Former deputy chairman of the Planning Commission Montek Singh Ahluwalia has suggested five key steps the Centre must take to handle the collapse in private consumption and private investment of this economy.
In a 35-minute interview with Karan Thapar for The Wire, Ahluwalia who is one of India’s most highly regarded economic administrators has suggested five steps to ensure the economy quickly recovers to pre-pandemic levels and its growth accelerates beyond the 4% levels of 2019-20.
While explaining his suggestions, Ahluwalia said the finance minister of should be prepared to let the fiscal deficit rise to levels of around 7.5% given a clear pathway of reforms is simultaneously calculated.
A distinguished fellow at the Centre for Social Economic Progress, Montek Singh Ahluwalia, said the Centre must first provide adequate income support, especially for the poor in order to handle the collapse in private consumption which has regressed to about the same level as in 2017-18. However, the Centre shouldn’t start new schemes but “jack up” existing schemes like MGNREGA, old-age pensions, etc, he said.
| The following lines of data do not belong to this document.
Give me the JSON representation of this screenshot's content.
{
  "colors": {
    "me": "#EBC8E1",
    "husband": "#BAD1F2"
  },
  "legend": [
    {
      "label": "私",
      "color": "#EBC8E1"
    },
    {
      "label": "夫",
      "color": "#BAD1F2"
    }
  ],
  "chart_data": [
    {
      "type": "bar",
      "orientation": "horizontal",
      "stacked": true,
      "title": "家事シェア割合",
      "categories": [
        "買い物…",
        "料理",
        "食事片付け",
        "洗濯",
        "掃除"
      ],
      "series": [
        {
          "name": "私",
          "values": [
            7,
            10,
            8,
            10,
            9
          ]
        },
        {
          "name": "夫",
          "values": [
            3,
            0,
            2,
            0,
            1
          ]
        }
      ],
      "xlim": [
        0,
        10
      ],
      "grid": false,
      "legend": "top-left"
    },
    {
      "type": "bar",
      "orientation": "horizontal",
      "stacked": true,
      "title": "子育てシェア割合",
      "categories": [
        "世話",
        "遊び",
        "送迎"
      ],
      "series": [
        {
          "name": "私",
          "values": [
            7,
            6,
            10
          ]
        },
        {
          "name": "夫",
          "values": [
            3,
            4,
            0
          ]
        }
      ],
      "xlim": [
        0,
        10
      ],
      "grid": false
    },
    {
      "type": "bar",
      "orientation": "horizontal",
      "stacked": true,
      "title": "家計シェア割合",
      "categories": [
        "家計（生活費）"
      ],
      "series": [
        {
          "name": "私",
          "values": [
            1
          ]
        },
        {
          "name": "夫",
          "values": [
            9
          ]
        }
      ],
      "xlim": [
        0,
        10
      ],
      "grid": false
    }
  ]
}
The second step suggested by Mr. Ahluwalia is that the Central government must facilitate payments that are held up. Citing a recent announcement by the commerce minister that Rs 50,000 crore owed to exporters would be paid immediately, he said this is “a no-brainer and should have been done a long time ago”.
Ahluwalia gave the third suggestion, saying that public sector corporations must expedite investment activity. Fourth, the Centre must take steps to correct hindrances in the banking system, making sure that lending picks up. Currently, it’s around 6% in nominal terms and nowhere near sufficient, he added.
Fifth, the government must try and make sure that at least 80% of the adult population is administered both doses by the end of the year, he said. However, even if that it’s impossible as most people think, Ahluwalia said, the Centre must set clear and definite vaccination drive targets and strive to achieve them.
Talking about the state of the economy, Montek Ahluwalia said the collapse in private consumption “is clearly not good news, it certainly is a problem. If consumption has fallen so far it’s difficult to believe we can see economic recovery without a very substantial recovery in consumption”, he added.
Quarter 1 results reveal that private consumption is 12% below pre-Covid levels and it is exactly at the same level as it was in th year 2017-18. Considering that private consumption is 56% of GDP and, thus, by far the biggest engine driving the Indian economy, it’s crucial to take steps to correct this collapse.edited 12:02
Ahluwalia talking about the sharp rise in agricultural employment, which grew from 42.5% in 2018-19 to 45.6% in 2019-20, said this was evidently distress employment taken by people who lost better-paying jobs as a way of keeping “body and soul together”. “The growth in agricultural employment is not a positive development at all”, he added.
Ahluwalia, in the interview to The Wire, discusses how most of the increase in employment of agriculture is in terms of unpaid family workers. Of which many are also women, even if not the majority. This sharp increase of women in agricultural employment is another sign of distress and not good news.
Talking about surveys conducted by PEW, including the Azim Premji University that suggest a huge number of people have fallen below the poverty line since the start of the Covid-19 pandemic, Singh said “if 100 million people have fallen below the poverty line it would not surprise me.”
It looks as if “much or all of the good performance of the economy under UPA, when 140 million people were pulled out of poverty, has been reversed,” Ahluwalia said. However, this could be easily fixed if the economy starts growing. He added it doesn’t mean that this 100 million have fallen below the poverty line irreversibly.